The role of Pakistan as an ally in the war on terror is unique. Unlike other allies discussed in this volume, Pakistan has not contributed military forces or other resources to support Coalition operations inside Afghanistan. This chapter argues that the Pakistani military forces play roles that affect Coalition operation in Afghanistan in several ways, both positive and negative. First, Pakistani military and paramilitary forces man the border outposts on the Durand Line, monitoring and at least theoretically constraining movement by militants across the border. Second, Pakistan's intelligence services have monitored and arrested members of certain militant groups that threaten the Coalition in Afghanistan, and that potentially threaten the homelands of Coalition partners. Third, and much more controversially, Pakistan's military and intelligence agencies provide sanctuary, shelter, and support for militant groups that actively fight the Coalition.
This chapter argues that Russia shared the coalition's goal of creating a stable Afghanistan to reduce the flow of illegal narcotics and the spread of Islamist extremism, but Moscow also embraced the contradictory policy of calling for US and International Security Assistance Force troops to depart Afghanistan.

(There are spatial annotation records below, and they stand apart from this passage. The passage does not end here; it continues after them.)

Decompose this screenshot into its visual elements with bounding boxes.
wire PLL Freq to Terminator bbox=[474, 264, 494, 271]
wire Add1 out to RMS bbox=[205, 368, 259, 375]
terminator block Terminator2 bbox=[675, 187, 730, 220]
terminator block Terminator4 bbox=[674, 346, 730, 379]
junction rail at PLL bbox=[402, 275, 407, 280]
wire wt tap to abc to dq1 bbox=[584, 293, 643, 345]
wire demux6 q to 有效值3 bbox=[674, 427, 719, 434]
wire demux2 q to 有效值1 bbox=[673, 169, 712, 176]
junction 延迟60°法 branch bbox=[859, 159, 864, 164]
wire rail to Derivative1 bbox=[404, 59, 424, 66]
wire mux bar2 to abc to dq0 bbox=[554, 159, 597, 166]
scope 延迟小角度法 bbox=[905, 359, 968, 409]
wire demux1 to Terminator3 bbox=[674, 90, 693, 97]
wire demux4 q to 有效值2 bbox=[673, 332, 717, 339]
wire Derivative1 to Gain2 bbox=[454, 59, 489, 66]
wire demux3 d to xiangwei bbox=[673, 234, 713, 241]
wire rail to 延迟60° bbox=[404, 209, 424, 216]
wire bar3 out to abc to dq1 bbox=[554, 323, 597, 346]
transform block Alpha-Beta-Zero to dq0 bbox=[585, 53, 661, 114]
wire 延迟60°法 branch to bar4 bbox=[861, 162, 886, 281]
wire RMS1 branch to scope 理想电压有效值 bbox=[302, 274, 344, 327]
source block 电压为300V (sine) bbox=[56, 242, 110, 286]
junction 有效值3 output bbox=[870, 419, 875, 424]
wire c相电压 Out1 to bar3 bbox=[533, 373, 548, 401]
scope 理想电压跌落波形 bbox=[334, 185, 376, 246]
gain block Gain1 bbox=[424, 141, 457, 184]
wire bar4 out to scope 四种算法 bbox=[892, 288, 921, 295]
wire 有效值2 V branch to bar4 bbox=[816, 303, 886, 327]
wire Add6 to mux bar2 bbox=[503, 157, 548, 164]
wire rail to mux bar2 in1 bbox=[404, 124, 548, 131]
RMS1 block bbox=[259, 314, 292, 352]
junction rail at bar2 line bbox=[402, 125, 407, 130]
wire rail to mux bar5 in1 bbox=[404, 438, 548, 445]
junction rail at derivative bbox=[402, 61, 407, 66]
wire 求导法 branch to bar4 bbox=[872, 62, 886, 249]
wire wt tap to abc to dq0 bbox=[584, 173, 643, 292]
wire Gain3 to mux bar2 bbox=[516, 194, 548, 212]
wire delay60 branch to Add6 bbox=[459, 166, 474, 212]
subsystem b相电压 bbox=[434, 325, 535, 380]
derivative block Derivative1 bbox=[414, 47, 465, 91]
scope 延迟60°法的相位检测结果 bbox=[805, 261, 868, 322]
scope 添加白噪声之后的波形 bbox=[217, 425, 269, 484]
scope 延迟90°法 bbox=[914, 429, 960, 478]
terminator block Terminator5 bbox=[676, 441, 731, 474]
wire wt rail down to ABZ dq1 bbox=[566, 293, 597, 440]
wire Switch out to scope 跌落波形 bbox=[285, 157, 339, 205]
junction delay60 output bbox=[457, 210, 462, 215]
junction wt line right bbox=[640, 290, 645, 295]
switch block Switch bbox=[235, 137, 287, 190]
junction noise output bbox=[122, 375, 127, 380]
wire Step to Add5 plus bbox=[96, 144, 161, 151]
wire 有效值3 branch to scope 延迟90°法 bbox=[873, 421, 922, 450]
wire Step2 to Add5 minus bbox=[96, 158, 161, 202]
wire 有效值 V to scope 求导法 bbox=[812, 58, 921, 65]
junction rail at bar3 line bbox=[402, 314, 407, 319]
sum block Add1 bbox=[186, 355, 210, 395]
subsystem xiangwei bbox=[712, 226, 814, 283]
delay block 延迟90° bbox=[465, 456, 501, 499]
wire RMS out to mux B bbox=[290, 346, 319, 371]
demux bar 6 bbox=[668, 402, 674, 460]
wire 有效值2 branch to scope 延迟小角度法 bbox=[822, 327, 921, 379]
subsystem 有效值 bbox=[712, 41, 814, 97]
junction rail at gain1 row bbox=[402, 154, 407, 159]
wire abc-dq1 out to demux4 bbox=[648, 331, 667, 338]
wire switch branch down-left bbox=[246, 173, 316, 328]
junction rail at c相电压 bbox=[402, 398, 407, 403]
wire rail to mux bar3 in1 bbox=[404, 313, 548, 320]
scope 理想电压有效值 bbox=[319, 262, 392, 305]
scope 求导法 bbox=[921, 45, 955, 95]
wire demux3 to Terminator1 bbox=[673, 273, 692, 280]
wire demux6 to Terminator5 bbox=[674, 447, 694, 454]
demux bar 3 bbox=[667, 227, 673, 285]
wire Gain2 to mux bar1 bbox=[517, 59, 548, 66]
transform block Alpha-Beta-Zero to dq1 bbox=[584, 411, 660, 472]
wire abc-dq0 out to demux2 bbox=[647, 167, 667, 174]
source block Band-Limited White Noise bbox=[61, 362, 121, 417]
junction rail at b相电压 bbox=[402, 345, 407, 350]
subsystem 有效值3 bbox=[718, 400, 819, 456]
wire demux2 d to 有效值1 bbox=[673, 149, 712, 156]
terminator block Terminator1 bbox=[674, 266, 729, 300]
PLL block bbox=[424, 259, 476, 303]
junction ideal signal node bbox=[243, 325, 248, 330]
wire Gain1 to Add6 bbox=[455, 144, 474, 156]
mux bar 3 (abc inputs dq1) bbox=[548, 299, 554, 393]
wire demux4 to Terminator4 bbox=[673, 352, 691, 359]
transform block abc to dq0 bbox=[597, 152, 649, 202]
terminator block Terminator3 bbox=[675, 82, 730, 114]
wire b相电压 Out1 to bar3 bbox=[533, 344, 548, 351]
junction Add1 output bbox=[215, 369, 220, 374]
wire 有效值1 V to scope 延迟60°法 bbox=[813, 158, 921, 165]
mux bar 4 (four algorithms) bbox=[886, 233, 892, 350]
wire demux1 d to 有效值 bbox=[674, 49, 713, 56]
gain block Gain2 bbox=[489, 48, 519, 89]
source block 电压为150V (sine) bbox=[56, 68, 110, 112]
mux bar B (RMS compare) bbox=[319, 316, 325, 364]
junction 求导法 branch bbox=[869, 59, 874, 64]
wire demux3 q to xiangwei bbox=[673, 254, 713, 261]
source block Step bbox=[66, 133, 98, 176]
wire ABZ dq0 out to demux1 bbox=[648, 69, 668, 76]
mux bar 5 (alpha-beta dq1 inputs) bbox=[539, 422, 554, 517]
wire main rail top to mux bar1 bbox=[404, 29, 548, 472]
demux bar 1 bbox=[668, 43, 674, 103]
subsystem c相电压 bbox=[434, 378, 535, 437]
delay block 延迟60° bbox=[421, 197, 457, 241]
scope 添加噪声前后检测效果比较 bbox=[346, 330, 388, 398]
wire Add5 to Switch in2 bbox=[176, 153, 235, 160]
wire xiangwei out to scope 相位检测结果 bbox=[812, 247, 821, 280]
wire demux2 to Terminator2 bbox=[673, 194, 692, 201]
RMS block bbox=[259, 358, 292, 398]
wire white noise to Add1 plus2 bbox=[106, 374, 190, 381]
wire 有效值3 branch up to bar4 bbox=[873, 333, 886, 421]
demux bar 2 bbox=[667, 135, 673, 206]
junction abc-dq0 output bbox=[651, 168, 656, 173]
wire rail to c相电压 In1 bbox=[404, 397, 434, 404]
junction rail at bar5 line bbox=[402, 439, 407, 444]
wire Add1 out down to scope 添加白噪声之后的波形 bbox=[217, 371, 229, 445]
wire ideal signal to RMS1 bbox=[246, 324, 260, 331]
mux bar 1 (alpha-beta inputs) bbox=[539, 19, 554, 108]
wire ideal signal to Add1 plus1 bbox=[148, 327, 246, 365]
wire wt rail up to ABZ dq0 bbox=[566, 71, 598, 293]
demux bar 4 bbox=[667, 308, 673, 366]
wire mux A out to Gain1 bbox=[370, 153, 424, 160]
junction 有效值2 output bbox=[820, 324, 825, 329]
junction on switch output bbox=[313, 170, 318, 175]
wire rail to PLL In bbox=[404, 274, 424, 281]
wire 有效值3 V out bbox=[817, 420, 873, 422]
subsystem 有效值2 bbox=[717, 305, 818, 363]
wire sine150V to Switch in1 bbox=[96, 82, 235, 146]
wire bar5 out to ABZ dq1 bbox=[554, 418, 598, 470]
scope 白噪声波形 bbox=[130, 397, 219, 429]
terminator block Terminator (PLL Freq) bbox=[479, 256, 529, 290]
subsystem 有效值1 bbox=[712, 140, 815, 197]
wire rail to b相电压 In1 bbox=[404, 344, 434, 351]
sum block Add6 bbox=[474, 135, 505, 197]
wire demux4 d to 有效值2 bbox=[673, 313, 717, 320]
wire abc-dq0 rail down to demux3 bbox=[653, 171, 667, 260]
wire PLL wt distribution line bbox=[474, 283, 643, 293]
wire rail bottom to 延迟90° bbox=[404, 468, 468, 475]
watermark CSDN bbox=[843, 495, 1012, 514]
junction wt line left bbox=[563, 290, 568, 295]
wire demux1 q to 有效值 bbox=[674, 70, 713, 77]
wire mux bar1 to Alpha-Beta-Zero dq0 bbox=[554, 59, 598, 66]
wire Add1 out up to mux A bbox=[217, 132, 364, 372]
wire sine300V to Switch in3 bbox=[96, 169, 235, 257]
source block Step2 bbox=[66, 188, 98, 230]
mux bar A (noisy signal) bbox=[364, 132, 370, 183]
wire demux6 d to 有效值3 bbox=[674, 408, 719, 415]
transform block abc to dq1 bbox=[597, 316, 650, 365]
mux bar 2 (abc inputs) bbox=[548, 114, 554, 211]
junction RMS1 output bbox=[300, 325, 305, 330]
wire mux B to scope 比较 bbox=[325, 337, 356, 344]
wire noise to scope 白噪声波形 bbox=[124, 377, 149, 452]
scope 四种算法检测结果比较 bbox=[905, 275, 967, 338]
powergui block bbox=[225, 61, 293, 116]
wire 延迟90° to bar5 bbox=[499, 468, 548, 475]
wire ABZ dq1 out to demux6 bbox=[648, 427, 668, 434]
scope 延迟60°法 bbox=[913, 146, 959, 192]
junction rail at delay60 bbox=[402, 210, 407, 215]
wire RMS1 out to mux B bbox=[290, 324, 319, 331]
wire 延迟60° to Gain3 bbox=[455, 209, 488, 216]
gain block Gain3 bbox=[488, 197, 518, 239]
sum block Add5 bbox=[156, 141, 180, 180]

Russia provided coalition forces with detailed intelligence gained during Soviet military operations in the 1980s, and it worked with several Central Asian nations to permit coalition non-lethal supplies to be transported through their countries along three supply routes that collectively formed the Northern Distribution Network.
The chapter reviews similarities and differences in the Afghanistan conflict 2001-2014 drawn from the experiences of 13 selected country case studies involved in the International Security Assistance Force (ISAF), 2 neighboring countries, and Afghanistan. It concludes that addressing identified challenges in NATO's first role outside Europe has strengthened the alliance in many respects. Less certain is the alliance preparedness for future conflicts. The cooperation and collaboration of 50 diverse nations (NATO members as well as non-members) that evolved during the Afghanistan operations – at times bumpy, at times surprisingly smooth – set a new standard for future operations from which much can be learned. However, the road ahead will be difficult for Afghanistan and incorporating lessons learned for NATO and its coalition allies will be challenging.